However even such a simple example is quite tricky - to allow our DSL to be used as field initializer, or default parameter value, we need to convert our DSL code to a single expression.

So, before implementing the DSL plugin itself, we need to understand how we can replace our code with a single expression. In this particular example, assuming that Node and Edge classes override equals and hash correctly, it can be done like this:

Graph(
  ["a","b","c","d"].map { 
    Node(it) 
  }, 
  [
    ["a","b"], 
    ["b", "c"], 
    ["b", "d"]].map { 
      Edge(
        Node(it.first), 
        Node(it.last)
      ) 
    }
  )

The source code of DSL plugin can be found here.

Uh, after looking at the source of GraphDsl, the question is - why do we want to write DSL plugins? The same task can be fairly easy implemented in simple static method like Graph.fromStr.

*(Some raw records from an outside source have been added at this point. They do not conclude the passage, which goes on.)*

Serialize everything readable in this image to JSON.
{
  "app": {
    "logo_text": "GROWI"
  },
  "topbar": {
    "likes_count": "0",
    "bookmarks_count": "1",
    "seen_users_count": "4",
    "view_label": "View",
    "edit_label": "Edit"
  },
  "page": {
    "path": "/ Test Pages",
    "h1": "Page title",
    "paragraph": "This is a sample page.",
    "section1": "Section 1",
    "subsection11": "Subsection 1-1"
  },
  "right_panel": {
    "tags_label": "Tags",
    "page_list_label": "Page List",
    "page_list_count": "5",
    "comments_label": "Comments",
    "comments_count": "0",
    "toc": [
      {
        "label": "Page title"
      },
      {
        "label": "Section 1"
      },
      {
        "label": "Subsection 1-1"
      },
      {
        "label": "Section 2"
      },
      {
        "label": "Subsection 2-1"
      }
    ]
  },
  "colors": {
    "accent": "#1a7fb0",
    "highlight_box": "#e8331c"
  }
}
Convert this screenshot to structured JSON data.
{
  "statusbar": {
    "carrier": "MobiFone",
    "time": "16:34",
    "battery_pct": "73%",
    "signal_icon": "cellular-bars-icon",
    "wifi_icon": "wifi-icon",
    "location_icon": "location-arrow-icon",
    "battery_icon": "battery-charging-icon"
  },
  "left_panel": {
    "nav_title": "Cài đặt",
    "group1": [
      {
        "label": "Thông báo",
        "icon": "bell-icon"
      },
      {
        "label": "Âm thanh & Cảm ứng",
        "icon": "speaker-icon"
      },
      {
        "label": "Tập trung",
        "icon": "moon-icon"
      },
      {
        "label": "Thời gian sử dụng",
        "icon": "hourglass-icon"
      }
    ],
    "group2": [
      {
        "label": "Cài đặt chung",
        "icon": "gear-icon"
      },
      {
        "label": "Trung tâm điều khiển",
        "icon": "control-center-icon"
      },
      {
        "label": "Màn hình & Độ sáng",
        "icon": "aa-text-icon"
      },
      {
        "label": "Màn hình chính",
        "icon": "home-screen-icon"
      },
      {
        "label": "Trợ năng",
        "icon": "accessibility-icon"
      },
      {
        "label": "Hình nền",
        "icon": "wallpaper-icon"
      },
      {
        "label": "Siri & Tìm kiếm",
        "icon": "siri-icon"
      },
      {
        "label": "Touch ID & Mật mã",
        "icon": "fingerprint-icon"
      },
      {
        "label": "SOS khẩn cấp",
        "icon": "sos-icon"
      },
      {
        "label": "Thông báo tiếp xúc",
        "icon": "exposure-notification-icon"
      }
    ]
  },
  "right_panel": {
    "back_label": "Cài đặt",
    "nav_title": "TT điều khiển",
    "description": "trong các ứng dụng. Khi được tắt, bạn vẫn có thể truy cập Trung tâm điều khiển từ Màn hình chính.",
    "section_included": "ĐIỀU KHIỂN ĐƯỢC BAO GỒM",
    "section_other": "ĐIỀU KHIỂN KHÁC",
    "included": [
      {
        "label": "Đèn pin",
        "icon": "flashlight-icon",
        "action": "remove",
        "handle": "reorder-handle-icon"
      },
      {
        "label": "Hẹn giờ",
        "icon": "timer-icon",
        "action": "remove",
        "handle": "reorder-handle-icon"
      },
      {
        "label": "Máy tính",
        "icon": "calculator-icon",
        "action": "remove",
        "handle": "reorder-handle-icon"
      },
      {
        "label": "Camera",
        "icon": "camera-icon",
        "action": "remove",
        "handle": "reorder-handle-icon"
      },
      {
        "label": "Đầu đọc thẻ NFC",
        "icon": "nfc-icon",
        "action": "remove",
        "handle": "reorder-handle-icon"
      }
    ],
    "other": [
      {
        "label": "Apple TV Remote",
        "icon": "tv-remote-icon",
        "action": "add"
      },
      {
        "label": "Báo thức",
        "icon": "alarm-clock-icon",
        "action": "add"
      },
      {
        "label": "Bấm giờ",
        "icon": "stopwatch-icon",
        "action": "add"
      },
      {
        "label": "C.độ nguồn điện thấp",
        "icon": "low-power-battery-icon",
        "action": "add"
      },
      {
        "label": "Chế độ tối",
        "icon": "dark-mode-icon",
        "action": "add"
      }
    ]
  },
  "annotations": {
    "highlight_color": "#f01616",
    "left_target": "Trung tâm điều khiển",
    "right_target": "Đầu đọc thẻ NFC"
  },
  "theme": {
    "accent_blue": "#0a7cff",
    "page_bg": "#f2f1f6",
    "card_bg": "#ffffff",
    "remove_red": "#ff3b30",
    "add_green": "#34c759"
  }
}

Why anyone want to use heavy low-level Compiler API? The benefit like compile-time validation and generation of compile error on a bad line seems to be too small, almost negligible.
That's what I thought when saw Fantom DSLs for a first time, and then forgot about them almost for a year.

Beyond the DSL src

Last week, being tired from code like this:

    ...
    if(node is ListType) return selectType(node->valType)
    else if(node is TypeDef) return selectTypeDef(node)
    else if(node is CType) return selectType(node)
    else if(node is SlotRef) return selectSlotRef(node)
    else if(node is SlotDef) return selectSlotDef(path)
    else if(node is MethodVarRef) return selectMethodVarRef(node)
    ...

I thought it'd be cool to have multiple dispatch in Fantom. The initial implementation supposed to be quite simple - we have Dispatcher class which looks like this:

const class Dispatcher
{
  new make(Func[] funcs := Func[,]) { this.funcs = funcs }  

  public Dispatcher add(Func f) { Dispatcher(funcs.dup.add(f)) }
  
  **
  ** Dispatch can accept more args than needed for a func,
  ** so funcs in this container can have different arity
  ** 
  Obj? call(Obj?[] args) {
    //dummy approach for now - 
    //find first function which accepts less than arg count 
    //arguments with all param types fitting to arg types
    (funcs.exclude |f|
    {
      args.any |arg, i| 
      { 
        f.params.size > i && 
        !f.params[i].type.fits(arg?.typeof ?: Obj?#) 
      }
    }.first ?: throw ArgErr("No matching functions for args $args")).callList(args)
  }  
}

Using this, the code above can be written like this:

    d := Dispatcher([
      #selectType.func,
      #selectTypeDef.func,
      #selectSlotRef.func,
      ... ])
    d.call([this, node])

Slightly better, but still a lot of boilerplate code. What if we'd use DSLs + Symbols here? Using that, we can write code like this:

class SelectionEngine
{
  @Dispatch Void selectTypeDef(TypeDef t) 
  @Dispatch Void selectType(CType t)
  @Dispatch Void selectSlotRef(SlotRef s)
  ...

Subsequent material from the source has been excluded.